The Central Election Commission (TsVK) of Belarus announced on 11 October that long ruling president Alyaksandr Lukashenko has officially won the Presidential elections for the fifth time with 83.49% of the vote. Despite calls to boycott the election from various oppositionists, the voter turnout was reportedly 86.7%. Lukashenko ran against 3 other candidates: opposition movement leader Tatsyana Karatkevich (Havary Pravdu /Tell the Truth) and pro-government politicians Syarhey Haydukyevich (Liberal Democratic Party) and Mikalay Ulakhovich (Belarusian Patriotic Party). The official results do not come as a surprise, as all of Lukashenko’s re-elections have had similarly high official results in elections that are widely considered rigged.

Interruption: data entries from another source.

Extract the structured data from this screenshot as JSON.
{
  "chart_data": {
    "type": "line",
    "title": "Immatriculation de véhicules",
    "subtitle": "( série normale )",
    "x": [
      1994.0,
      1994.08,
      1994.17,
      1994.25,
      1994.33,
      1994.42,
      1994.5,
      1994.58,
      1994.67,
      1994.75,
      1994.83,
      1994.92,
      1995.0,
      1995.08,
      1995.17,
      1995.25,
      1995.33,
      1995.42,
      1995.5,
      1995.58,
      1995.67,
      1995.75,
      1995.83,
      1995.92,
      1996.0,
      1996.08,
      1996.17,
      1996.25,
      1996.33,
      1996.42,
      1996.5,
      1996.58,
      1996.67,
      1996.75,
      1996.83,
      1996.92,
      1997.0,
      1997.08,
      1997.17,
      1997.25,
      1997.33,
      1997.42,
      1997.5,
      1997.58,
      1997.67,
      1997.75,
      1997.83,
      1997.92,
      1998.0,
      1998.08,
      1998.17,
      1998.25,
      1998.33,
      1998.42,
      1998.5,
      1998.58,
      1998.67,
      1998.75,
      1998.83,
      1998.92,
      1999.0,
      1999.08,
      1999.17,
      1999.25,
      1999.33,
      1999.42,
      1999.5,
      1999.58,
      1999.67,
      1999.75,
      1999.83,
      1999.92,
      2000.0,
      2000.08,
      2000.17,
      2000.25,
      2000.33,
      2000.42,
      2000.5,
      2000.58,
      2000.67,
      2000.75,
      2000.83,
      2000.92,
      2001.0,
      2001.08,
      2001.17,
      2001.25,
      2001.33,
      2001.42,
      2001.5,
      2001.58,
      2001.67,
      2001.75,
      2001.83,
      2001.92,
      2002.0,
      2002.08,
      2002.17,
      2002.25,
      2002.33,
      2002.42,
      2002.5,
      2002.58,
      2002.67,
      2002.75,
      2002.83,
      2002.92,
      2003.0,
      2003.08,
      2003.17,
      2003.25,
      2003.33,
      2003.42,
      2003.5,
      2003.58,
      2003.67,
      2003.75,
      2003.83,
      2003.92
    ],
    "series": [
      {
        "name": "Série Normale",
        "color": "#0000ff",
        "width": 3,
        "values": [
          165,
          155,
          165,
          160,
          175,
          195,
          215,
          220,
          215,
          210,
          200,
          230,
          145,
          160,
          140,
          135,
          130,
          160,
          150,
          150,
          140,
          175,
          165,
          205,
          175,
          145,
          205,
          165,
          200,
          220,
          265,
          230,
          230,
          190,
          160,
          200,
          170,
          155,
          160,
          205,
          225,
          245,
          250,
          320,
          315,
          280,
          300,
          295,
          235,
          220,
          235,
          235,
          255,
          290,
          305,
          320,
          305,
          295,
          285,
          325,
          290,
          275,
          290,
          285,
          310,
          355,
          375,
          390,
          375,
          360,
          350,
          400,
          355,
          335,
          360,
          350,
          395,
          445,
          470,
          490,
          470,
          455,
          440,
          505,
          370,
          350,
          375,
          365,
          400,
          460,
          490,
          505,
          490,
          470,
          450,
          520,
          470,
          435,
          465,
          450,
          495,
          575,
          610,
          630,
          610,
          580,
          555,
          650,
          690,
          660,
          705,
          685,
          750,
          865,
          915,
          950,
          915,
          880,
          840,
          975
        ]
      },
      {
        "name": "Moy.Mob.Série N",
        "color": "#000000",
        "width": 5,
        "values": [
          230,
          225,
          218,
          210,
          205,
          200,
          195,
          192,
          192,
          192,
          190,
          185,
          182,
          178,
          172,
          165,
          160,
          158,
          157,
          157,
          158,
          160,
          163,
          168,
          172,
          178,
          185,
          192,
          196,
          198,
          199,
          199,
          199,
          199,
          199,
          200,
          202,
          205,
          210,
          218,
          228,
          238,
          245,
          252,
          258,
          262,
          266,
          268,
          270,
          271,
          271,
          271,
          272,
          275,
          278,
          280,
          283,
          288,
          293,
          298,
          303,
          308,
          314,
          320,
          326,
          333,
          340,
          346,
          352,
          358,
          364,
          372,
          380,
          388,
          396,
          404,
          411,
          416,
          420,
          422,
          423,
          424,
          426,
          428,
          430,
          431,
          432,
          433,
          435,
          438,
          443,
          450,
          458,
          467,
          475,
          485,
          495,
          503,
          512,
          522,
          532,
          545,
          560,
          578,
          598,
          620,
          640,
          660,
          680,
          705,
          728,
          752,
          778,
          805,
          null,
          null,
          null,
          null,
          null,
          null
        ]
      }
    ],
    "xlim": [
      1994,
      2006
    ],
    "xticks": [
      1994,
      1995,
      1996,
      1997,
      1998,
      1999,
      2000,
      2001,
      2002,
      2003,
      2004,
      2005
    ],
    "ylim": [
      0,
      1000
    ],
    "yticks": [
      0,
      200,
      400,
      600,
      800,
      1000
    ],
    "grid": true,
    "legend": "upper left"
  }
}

According to official preliminary results 6.5% of the voters voted against all four candidates on the ballot, while Karatkevich came second with 4.42% of the votes. Haydukyevich and Ulakhovich, who both congratulated Lukashenko on his win before the results were announced, received 3.32% and 1.67% of the votes. Gaining 83.49% of the votes is a record high for Lukashenko, who received 79.65% in the 2010 Presidential elections. Beforehand he stated that he would only be satisfied if he equaled his 2010 results, saying "it is very important: If Lukashenka wins, that I retain what was there in the past election."
Boycott and irregularities
In the weeks leading up to the election various opposition leaders, including the just released Mikalai Statkevich, called on Belarusians not to participate in the elections. In various cities, including the capital Minsk, hundreds of stickers with the word “boycott” appeared in the days leading up to the election. It was possible to vote 5 days ahead of the elections and the TsVK reported that 36% had cast their ballot early. Despite the reported 86.7% turnout, local sources report a much lower turnout at various polling station. An observer from the opposition United Civil Party reported that at his polling station he counted 808 voters, while 1190 were reported by the staff working there. There have also been reports from various polling stations of names that have been taken off voters lists, as the turnout percentage is the relation between the number of persons who received ballot papers and the number of persons on voters’ lists.
The OSCE and the Parliamentary Assembly of the Council of Europe (PACE) monitored the elections and in a joint statement said that “The 11 October election once again indicated that Belarus still has a considerable way to go in meeting its OSCE commitments for democratic elections.” They reported that they were denied access to check voter lists at some locations, and reported instances of ballot box stuffing and group voting. Especially the counting process was assessed negatively, in 25% of the cases the OSCE was not allowed to observe the count. The OSCE and PACE also criticized the fact that the precinct election commissions (PECs) are responsible for voter registration and there is no permanent or centralized voter list, so that there could be multiple registrations or voters could be taken off of the voter lists. Furthermore the OSCE and PACE noticed the “relative public disinterest” in the election that was “accentuated by modest turnout at most campaign events”.
Unlike after the 2010 Presidential elections no mass protests have been held over the results of the elections. After casting his ballot Lukashenko warned opposition leaders, saying “we won’t allow anyone to destabilize the situation”. On October 10th, the day before the election, an unsanctioned protest was held in Minsk that was attended by some 2000 people. This protest was peaceful and police did not interfere as opposition leaders and former Presidential candidates Mikalay Statkevich and Uladzimir Nyaklyaeu denounced the elections in front of the crowd. On the evening of the election several hundreds of people again took to the streets to protest the “rigged election results”. While police blocked some roads, and 5 members of the Anarchist Movement were detained, there was no violent confrontation between police and protesters. Ahead of the elections the EU has signaled it was willing to lift sanctions against 140 Belarusians, including Lukashenko, if there would be no political crackdown during the elections. Some opposition leaders have protested this move and hope the EU will keep imposing the sanctions.